Univision executives also call on the STEP students for insights into their generation’s fast-changing media environment — a classic example of the “reverse mentorship” model. For example, Robledo has each group present an “app of the week.” “A lot of them bring different ideas,” he says. “They show us stuff and how they are doing it, and it just blows our minds. And if it is something that is worth it, we just grab it and use it in our company.”
“Change is a challenge,” Kniowski says. “Even good change is hard to implement sometimes. And technology can be intimidating. And so sometimes it’s quicker to bring someone from the outside that just knows how to do it. And once they start doing it, it becomes contagious. [The STEP students] are fearless, They’ve been raised on this technology.
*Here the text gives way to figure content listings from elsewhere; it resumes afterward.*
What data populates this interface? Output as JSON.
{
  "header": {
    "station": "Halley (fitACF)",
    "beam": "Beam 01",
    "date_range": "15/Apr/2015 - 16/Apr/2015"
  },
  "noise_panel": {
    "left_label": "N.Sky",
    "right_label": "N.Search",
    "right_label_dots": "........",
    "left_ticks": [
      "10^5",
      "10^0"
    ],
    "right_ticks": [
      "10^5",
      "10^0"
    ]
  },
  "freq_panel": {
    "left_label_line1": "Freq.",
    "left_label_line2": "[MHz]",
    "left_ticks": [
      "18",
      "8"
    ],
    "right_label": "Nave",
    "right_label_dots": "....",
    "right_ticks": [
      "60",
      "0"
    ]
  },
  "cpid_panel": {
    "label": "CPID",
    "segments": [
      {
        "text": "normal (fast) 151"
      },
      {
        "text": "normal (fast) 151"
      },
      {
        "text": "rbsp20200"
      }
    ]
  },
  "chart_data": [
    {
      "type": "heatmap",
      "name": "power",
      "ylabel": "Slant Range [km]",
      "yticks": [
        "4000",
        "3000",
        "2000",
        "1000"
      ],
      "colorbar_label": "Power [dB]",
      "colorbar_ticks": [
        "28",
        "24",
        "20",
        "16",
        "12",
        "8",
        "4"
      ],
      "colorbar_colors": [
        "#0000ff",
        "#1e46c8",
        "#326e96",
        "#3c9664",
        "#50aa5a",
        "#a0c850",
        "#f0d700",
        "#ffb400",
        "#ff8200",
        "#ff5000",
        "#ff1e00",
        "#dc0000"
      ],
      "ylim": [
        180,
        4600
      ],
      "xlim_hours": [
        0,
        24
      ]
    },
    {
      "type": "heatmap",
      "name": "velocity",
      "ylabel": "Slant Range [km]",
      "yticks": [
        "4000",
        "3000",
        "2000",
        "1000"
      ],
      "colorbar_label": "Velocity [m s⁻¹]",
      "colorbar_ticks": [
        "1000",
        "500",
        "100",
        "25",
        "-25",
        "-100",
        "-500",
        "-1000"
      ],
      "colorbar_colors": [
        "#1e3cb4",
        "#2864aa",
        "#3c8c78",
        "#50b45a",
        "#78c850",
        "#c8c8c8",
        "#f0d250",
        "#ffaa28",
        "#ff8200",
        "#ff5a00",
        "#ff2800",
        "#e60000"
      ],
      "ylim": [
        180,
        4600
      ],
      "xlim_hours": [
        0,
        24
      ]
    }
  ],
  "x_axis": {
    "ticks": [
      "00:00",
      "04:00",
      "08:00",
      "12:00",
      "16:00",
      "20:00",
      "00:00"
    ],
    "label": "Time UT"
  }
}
And it’s amazing how fast they come along.”
What started as a clever way to address Univision’s recruitment issues has the potential to help not just the students and the school, but other companies seeking highly trained and motivated bilingual journalists — and therefore local TV news in general. Robledo, who started as an intern in Univision’s Juarez, Mexico bureau in 1997 and worked his way up, is eager to pave the way for other young journalists like the STEP students. “They come as carbon, and we try to polish the gem and send them back as a good looking diamond, so they can get into the workforce and start working for any company. We wish they could all stay at Univision. But this program is about making sure that the industry as a whole continues to move forward. Because we believe that benefits all of us.”
“We want these students to get jobs, whether it’s with us or with Telemundo,” Kniowski says.. “We want this program to be extremely successful. I feel like we’ve provided something that we didn’t even know we needed yet. The best part of the outcome to me — the thing I’m most proud of — is that bilingual journalism is growing. We had an idea to solve a problem for ourselves that became something really good.”